A brief note on him-
- Dara Shikoh was the eldest son and heir-apparent of the Mughal emperor Shah Jahan.
- He was born on 11 March 1615 in Ajmer, the land of Khwaja Moinuddin Chishti, to whom his father Shah Jahan had prayed for a son.
- He was designated with the title Padshahzada-i-Buzurg Martaba and was favored as a successor by his father and his older sister, Princess Jahanara Begum.
- He had developed a keen interest and proficiency in Sufi mysticism and the Quran at a young age.
- At the age of twenty-five, Dara wrote his first book, Safinat-ul-Awliya , a concise document detailing the lives of the Prophet and his family, the Caliphs and of saints belonging to the five major Sufi orders then popular in India.
- He was initiated into the Kadiri order of Sufis by his pir (spiritual guide), Mulla Shah.
- He was a follower of the Armenian Sufi-perennialist mystic Sarmad Kashani,as well as Lahore’s famous Qadiri Sufi saint Mian Mir, whom he was introduced to by Mullah Shah Badakhshi (Mian Mir’s spiritual disciple and successor).
- He had completed the translation of fifty Upanishads from their original Sanskrit into Persian in 1657 so that they could be studied by Muslim scholars.

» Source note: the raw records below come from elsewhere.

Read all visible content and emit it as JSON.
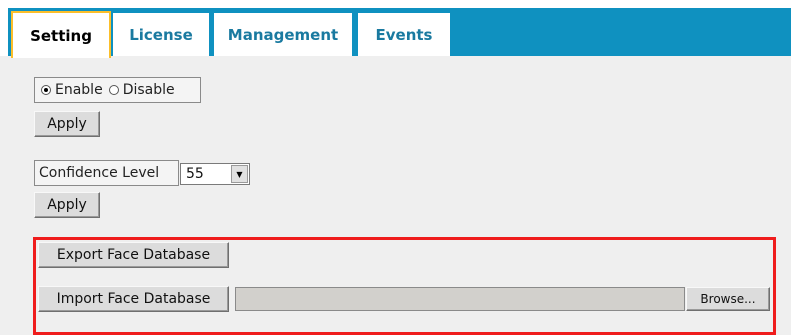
{
  "tabs": [
    {
      "label": "Setting",
      "active": true
    },
    {
      "label": "License",
      "active": false
    },
    {
      "label": "Management",
      "active": false
    },
    {
      "label": "Events",
      "active": false
    }
  ],
  "enable_group": {
    "options": [
      {
        "label": "Enable",
        "checked": true
      },
      {
        "label": "Disable",
        "checked": false
      }
    ],
    "apply_label": "Apply"
  },
  "confidence": {
    "label": "Confidence Level",
    "selected_value": "55",
    "apply_label": "Apply"
  },
  "face_db": {
    "export_label": "Export Face Database",
    "import_label": "Import Face Database",
    "file_value": "",
    "browse_label": "Browse..."
  },
  "colors": {
    "tab_bar": "#0f91c0",
    "active_tab_border": "#fcbf2a",
    "inactive_tab_text": "#1a7aa0",
    "highlight_border": "#ef1c1c",
    "background": "#efefef"
  }
}
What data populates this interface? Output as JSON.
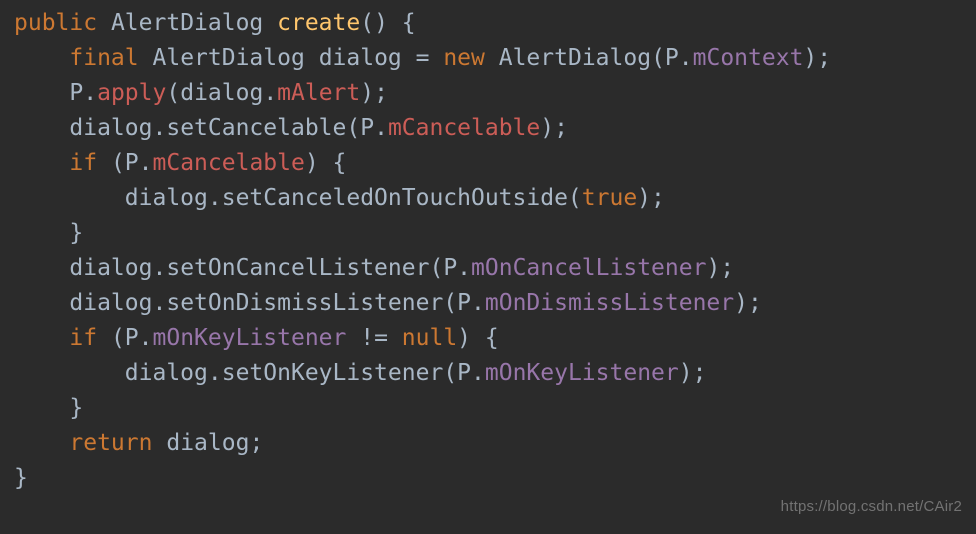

- His translation is often called Sirr-i-Akbar (“The Greatest Mystery”), where he states boldly, in the introduction, his speculative hypothesis that the work referred to in the Qur’an as the “Kitab al-maknun” or the hidden book, is none other than the Upanishads.
- His most famous work, Majma-ul-Bahrain (“The Confluence of the Two Seas”), was also devoted to a revelation of the mystical and pluralistic affinities between Sufic and Vedantic speculation.
- He had also commissioned a translation of Yoga Vasistha.
- Other works by him include ‘Risala-i-hak Numa’ (The Compass of the Truth), the ‘Shathiyat or Hasanat-ul-Arifin’ and the ‘Iksir-i-Azam’.
- He had developed a friendship with the seventh Sikh Guru, Guru Har Rai.
- In the war of succession which ensued after Shah Jahan’s illness in 1657, Dara was defeated by his younger brother Prince Muhiuddin (later, the Emperor Aurangzeb) in the Battle Deorai.
- He was executed in 1659 on Aurangzeb’s orders in a bitter struggle for the imperial throne.